Tuesday, May 26 at Carnegie Hall marks but the first in a series of concerts around the world, in association with the Yerevan Perspectives International Music Festival. The festival is a year-round celebration that invites top-flight classical soloists and ensembles to Armenia, organizing special events in cooperation with Armenia’s own Ministry of Culture.
Kissin, the grand Russian/British/Jewish pianist of our day, is hoping that, with this concert, Armenia and the world can move toward a more harmonious future. He is quick to reiterates that while everyone (save for the anti-Semites) would never condone what Hitler and the Nazis did to the Jewish and Polish people in Poland, no one really discusses the very real extermination of all the Armenians not too many years ago.
According to Mr. Kissin: “That’s why genocides must never be forgotten. That’s why I am taking part in the concert in commemoration of the Armenian genocide centennial at Carnegie Hall in New York. Not only to honor the memory of 1.5 million innocent martyrs and to mourn together with my Armenian brothers and sisters, but also to make sure that more people will remember the tragedy of the Armenian nation and the hideous crime against it.”
A curious blend of Armenian and Polish music, the concert’s first half features theHover Chamber Choir of Armenia and will include pieces by Armenian composers such as Komitas, Vache Sharafyan and the great Tigran Mansurian.
Its culmination, though, will most certainly be the 80-something Penderecki’s brand new remembrance, who will be in attendance to hear its premiere–sung by what the composer calls, quote, “the best chamber choir in the world.”

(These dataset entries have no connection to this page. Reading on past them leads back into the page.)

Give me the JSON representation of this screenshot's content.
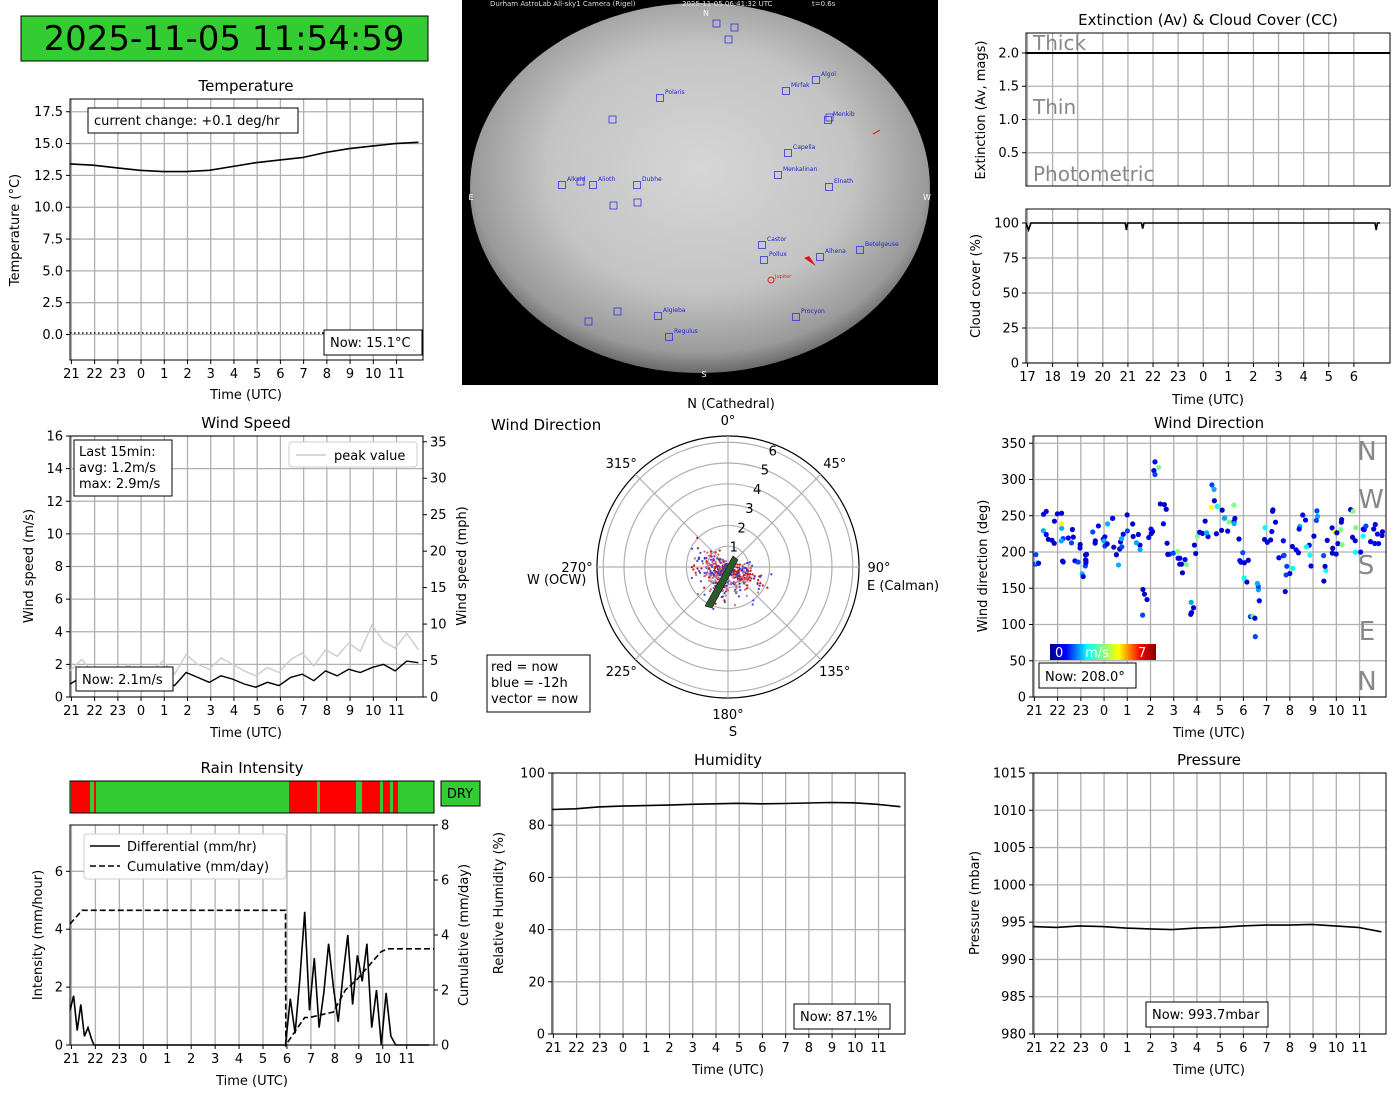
{
  "clock": {
    "text": "2025-11-05 11:54:59",
    "bg": "#33cc33"
  },
  "time_ticks_24": [
    "21",
    "22",
    "23",
    "0",
    "1",
    "2",
    "3",
    "4",
    "5",
    "6",
    "7",
    "8",
    "9",
    "10",
    "11"
  ],
  "time_ticks_cloud": [
    "17",
    "18",
    "19",
    "20",
    "21",
    "22",
    "23",
    "0",
    "1",
    "2",
    "3",
    "4",
    "5",
    "6"
  ],
  "temperature": {
    "title": "Temperature",
    "xlabel": "Time (UTC)",
    "ylabel": "Temperature (°C)",
    "yticks": [
      "0.0",
      "2.5",
      "5.0",
      "7.5",
      "10.0",
      "12.5",
      "15.0",
      "17.5"
    ],
    "change": "current change: +0.1 deg/hr",
    "now": "Now: 15.1°C"
  },
  "camera": {
    "header": "Durham AstroLab All-sky1 Camera (Rigel)",
    "timestamp": "2025-11-05 06:41:32 UTC",
    "exposure": "t=0.6s",
    "compass": {
      "n": "N",
      "s": "S",
      "e": "E",
      "w": "W"
    },
    "stars": [
      "Polaris",
      "Mirfak",
      "Algol",
      "Menkib",
      "Capella",
      "Menkalinan",
      "Elnath",
      "Alkaid",
      "Alioth",
      "Dubhe",
      "Castor",
      "Pollux",
      "Alhena",
      "Betelgeuse",
      "Algieba",
      "Regulus",
      "Procyon"
    ],
    "planet": "Jupiter"
  },
  "extinction": {
    "title": "Extinction (Av) & Cloud Cover (CC)",
    "ylabel": "Extinction (Av, mags)",
    "yticks": [
      "0.5",
      "1.0",
      "1.5",
      "2.0"
    ],
    "levels": [
      "Thick",
      "Thin",
      "Photometric"
    ]
  },
  "cloud": {
    "ylabel": "Cloud cover (%)",
    "xlabel": "Time (UTC)",
    "yticks": [
      "0",
      "25",
      "50",
      "75",
      "100"
    ]
  },
  "wind_speed": {
    "title": "Wind Speed",
    "xlabel": "Time (UTC)",
    "ylabel": "Wind speed (m/s)",
    "ylabel2": "Wind speed (mph)",
    "yticks": [
      "0",
      "2",
      "4",
      "6",
      "8",
      "10",
      "12",
      "14",
      "16"
    ],
    "yticks2": [
      "0",
      "5",
      "10",
      "15",
      "20",
      "25",
      "30",
      "35"
    ],
    "legend": "peak value",
    "stats": [
      "Last 15min:",
      "avg: 1.2m/s",
      "max: 2.9m/s"
    ],
    "now": "Now: 2.1m/s"
  },
  "wind_polar": {
    "title": "Wind Direction",
    "north": "N (Cathedral)",
    "south": "S",
    "east": "E (Calman)",
    "west": "W (OCW)",
    "angles": [
      "0°",
      "45°",
      "90°",
      "135°",
      "180°",
      "225°",
      "270°",
      "315°"
    ],
    "rings": [
      "1",
      "2",
      "3",
      "4",
      "5",
      "6"
    ],
    "legend": [
      "red = now",
      "blue = -12h",
      "vector = now"
    ]
  },
  "wind_dir": {
    "title": "Wind Direction",
    "xlabel": "Time (UTC)",
    "ylabel": "Wind direction (deg)",
    "yticks": [
      "0",
      "50",
      "100",
      "150",
      "200",
      "250",
      "300",
      "350"
    ],
    "compass": [
      "N",
      "W",
      "S",
      "E",
      "N"
    ],
    "cbar": {
      "min": "0",
      "label": "m/s",
      "max": "7"
    },
    "now": "Now: 208.0°"
  },
  "rain": {
    "title": "Rain Intensity",
    "xlabel": "Time (UTC)",
    "ylabel": "Intensity (mm/hour)",
    "ylabel2": "Cumulative (mm/day)",
    "yticks": [
      "0",
      "2",
      "4",
      "6"
    ],
    "yticks2": [
      "0",
      "2",
      "4",
      "6",
      "8"
    ],
    "legend": [
      "Differential (mm/hr)",
      "Cumulative (mm/day)"
    ],
    "status": "DRY"
  },
  "humidity": {
    "title": "Humidity",
    "xlabel": "Time (UTC)",
    "ylabel": "Relative Humidity (%)",
    "yticks": [
      "0",
      "20",
      "40",
      "60",
      "80",
      "100"
    ],
    "now": "Now: 87.1%"
  },
  "pressure": {
    "title": "Pressure",
    "xlabel": "Time (UTC)",
    "ylabel": "Pressure (mbar)",
    "yticks": [
      "980",
      "985",
      "990",
      "995",
      "1000",
      "1005",
      "1010",
      "1015"
    ],
    "now": "Now: 993.7mbar"
  },
  "chart_data": [
    {
      "type": "line",
      "name": "temperature",
      "x": [
        0,
        1,
        2,
        3,
        4,
        5,
        6,
        7,
        8,
        9,
        10,
        11,
        12,
        13,
        14,
        15
      ],
      "values": [
        13.4,
        13.3,
        13.1,
        12.9,
        12.8,
        12.8,
        12.9,
        13.2,
        13.5,
        13.7,
        13.9,
        14.3,
        14.6,
        14.8,
        15.0,
        15.1
      ],
      "ylim": [
        -2,
        18.5
      ],
      "xlim": [
        0,
        15.2
      ],
      "unit": "°C"
    },
    {
      "type": "line",
      "name": "extinction",
      "values": [
        2.0,
        2.0,
        2.0,
        2.0
      ],
      "ylim": [
        0,
        2.3
      ]
    },
    {
      "type": "line",
      "name": "cloud_cover",
      "x": [
        0,
        0.1,
        0.2,
        3,
        3.95,
        4,
        4.05,
        4.6,
        4.65,
        4.7,
        12,
        13,
        13.9,
        13.95,
        14,
        14.1
      ],
      "values": [
        100,
        95,
        100,
        100,
        100,
        95,
        100,
        100,
        96,
        100,
        100,
        100,
        100,
        95,
        100,
        100
      ],
      "ylim": [
        0,
        110
      ],
      "xlim": [
        0,
        14.5
      ],
      "unit": "%"
    },
    {
      "type": "line",
      "name": "wind_speed_avg",
      "x": [
        0,
        0.5,
        1,
        1.5,
        2,
        2.5,
        3,
        3.5,
        4,
        4.5,
        5,
        5.5,
        6,
        6.5,
        7,
        7.5,
        8,
        8.5,
        9,
        9.5,
        10,
        10.5,
        11,
        11.5,
        12,
        12.5,
        13,
        13.5,
        14,
        14.5,
        15
      ],
      "values": [
        0.8,
        1.2,
        1.0,
        0.9,
        0.7,
        1.1,
        0.6,
        0.8,
        1.0,
        0.7,
        1.5,
        1.2,
        0.9,
        1.3,
        1.1,
        0.8,
        0.6,
        0.9,
        0.7,
        1.2,
        1.4,
        1.0,
        1.6,
        1.3,
        1.7,
        1.5,
        1.8,
        2.0,
        1.6,
        2.2,
        2.1
      ],
      "ylim": [
        0,
        16
      ],
      "xlim": [
        0,
        15.2
      ],
      "unit": "m/s"
    },
    {
      "type": "line",
      "name": "wind_speed_peak",
      "x": [
        0,
        0.5,
        1,
        1.5,
        2,
        2.5,
        3,
        3.5,
        4,
        4.5,
        5,
        5.5,
        6,
        6.5,
        7,
        7.5,
        8,
        8.5,
        9,
        9.5,
        10,
        10.5,
        11,
        11.5,
        12,
        12.5,
        13,
        13.5,
        14,
        14.5,
        15
      ],
      "values": [
        1.6,
        2.3,
        1.5,
        1.8,
        1.2,
        2.0,
        1.3,
        1.6,
        2.2,
        1.4,
        2.6,
        2.0,
        1.7,
        2.4,
        2.0,
        1.6,
        1.3,
        1.8,
        1.5,
        2.3,
        2.7,
        1.9,
        2.9,
        2.5,
        3.3,
        2.8,
        4.4,
        3.4,
        3.0,
        3.9,
        2.9
      ],
      "ylim": [
        0,
        16
      ],
      "unit": "m/s"
    },
    {
      "type": "scatter",
      "name": "wind_direction",
      "points": [
        [
          0.2,
          190
        ],
        [
          0.5,
          240
        ],
        [
          0.8,
          225
        ],
        [
          1.1,
          250
        ],
        [
          1.3,
          200
        ],
        [
          1.6,
          215
        ],
        [
          1.9,
          195
        ],
        [
          2.2,
          170
        ],
        [
          2.4,
          205
        ],
        [
          2.7,
          225
        ],
        [
          3.0,
          215
        ],
        [
          3.3,
          230
        ],
        [
          3.6,
          200
        ],
        [
          3.9,
          225
        ],
        [
          4.2,
          235
        ],
        [
          4.5,
          215
        ],
        [
          4.8,
          130
        ],
        [
          5.1,
          220
        ],
        [
          5.3,
          310
        ],
        [
          5.6,
          250
        ],
        [
          5.9,
          210
        ],
        [
          6.2,
          195
        ],
        [
          6.5,
          185
        ],
        [
          6.8,
          120
        ],
        [
          7.1,
          215
        ],
        [
          7.4,
          230
        ],
        [
          7.7,
          275
        ],
        [
          8.0,
          245
        ],
        [
          8.3,
          230
        ],
        [
          8.6,
          255
        ],
        [
          8.9,
          205
        ],
        [
          9.2,
          175
        ],
        [
          9.5,
          95
        ],
        [
          9.8,
          150
        ],
        [
          10.1,
          220
        ],
        [
          10.4,
          240
        ],
        [
          10.7,
          210
        ],
        [
          11.0,
          165
        ],
        [
          11.3,
          195
        ],
        [
          11.6,
          235
        ],
        [
          11.9,
          200
        ],
        [
          12.2,
          240
        ],
        [
          12.5,
          175
        ],
        [
          12.8,
          215
        ],
        [
          13.1,
          210
        ],
        [
          13.4,
          225
        ],
        [
          13.7,
          240
        ],
        [
          14.0,
          215
        ],
        [
          14.3,
          225
        ],
        [
          14.6,
          220
        ],
        [
          14.9,
          208
        ]
      ],
      "ylim": [
        0,
        360
      ],
      "xlim": [
        0,
        15.2
      ],
      "unit": "deg"
    },
    {
      "type": "line",
      "name": "rain_differential",
      "x": [
        0,
        0.15,
        0.3,
        0.45,
        0.6,
        0.75,
        0.9,
        1.0,
        1.5,
        9.0,
        9.2,
        9.4,
        9.6,
        9.8,
        10.0,
        10.2,
        10.4,
        10.6,
        10.8,
        11.0,
        11.2,
        11.4,
        11.6,
        11.8,
        12.0,
        12.2,
        12.4,
        12.6,
        12.8,
        13.0,
        13.2,
        13.4,
        13.6,
        13.8,
        14.0,
        15.0
      ],
      "values": [
        1.2,
        1.7,
        0.5,
        1.4,
        0.3,
        0.6,
        0.2,
        0,
        0,
        0,
        1.6,
        0.4,
        2.3,
        4.6,
        1.2,
        3.0,
        0.6,
        1.8,
        3.5,
        2.0,
        0.8,
        2.4,
        3.8,
        1.4,
        3.1,
        2.2,
        3.5,
        0.6,
        1.9,
        0,
        1.8,
        0.3,
        0,
        0,
        0,
        0
      ],
      "ylim": [
        0,
        7.6
      ],
      "xlim": [
        0,
        15.2
      ],
      "unit": "mm/hr"
    },
    {
      "type": "line",
      "name": "rain_cumulative",
      "x": [
        0,
        0.3,
        0.5,
        9.0,
        9.01,
        9.4,
        9.8,
        10.0,
        11.0,
        11.5,
        12.0,
        12.4,
        12.8,
        13.0,
        13.3,
        14.0,
        15.2
      ],
      "values": [
        4.4,
        4.7,
        4.9,
        4.9,
        0,
        0.5,
        1.0,
        1.0,
        1.2,
        2.0,
        2.4,
        2.8,
        3.2,
        3.4,
        3.5,
        3.5,
        3.5
      ],
      "ylim": [
        0,
        8
      ],
      "unit": "mm/day"
    },
    {
      "type": "line",
      "name": "humidity",
      "x": [
        0,
        1,
        2,
        3,
        4,
        5,
        6,
        7,
        8,
        9,
        10,
        11,
        12,
        13,
        14,
        15
      ],
      "values": [
        86.0,
        86.3,
        87.0,
        87.3,
        87.5,
        87.7,
        88.0,
        88.2,
        88.4,
        88.2,
        88.3,
        88.5,
        88.7,
        88.6,
        88.0,
        87.1
      ],
      "ylim": [
        0,
        100
      ],
      "xlim": [
        0,
        15.2
      ],
      "unit": "%"
    },
    {
      "type": "line",
      "name": "pressure",
      "x": [
        0,
        1,
        2,
        3,
        4,
        5,
        6,
        7,
        8,
        9,
        10,
        11,
        12,
        13,
        14,
        15
      ],
      "values": [
        994.4,
        994.3,
        994.5,
        994.4,
        994.2,
        994.1,
        994.0,
        994.2,
        994.3,
        994.5,
        994.6,
        994.6,
        994.7,
        994.5,
        994.3,
        993.7
      ],
      "ylim": [
        980,
        1015
      ],
      "xlim": [
        0,
        15.2
      ],
      "unit": "mbar"
    }
  ]
}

The second half will see the stage given over to Kissin, the headliner proper. His performance of select Chopin pieces will be followed by a TBD Armenian encore. Kissin notes further, “people often treat each other badly, but seldom does it happen on the scale of what took place in Turkey 100 years ago–the killing of nearly a million and half people, half of all Armenians in the world, for belonging to their nation.”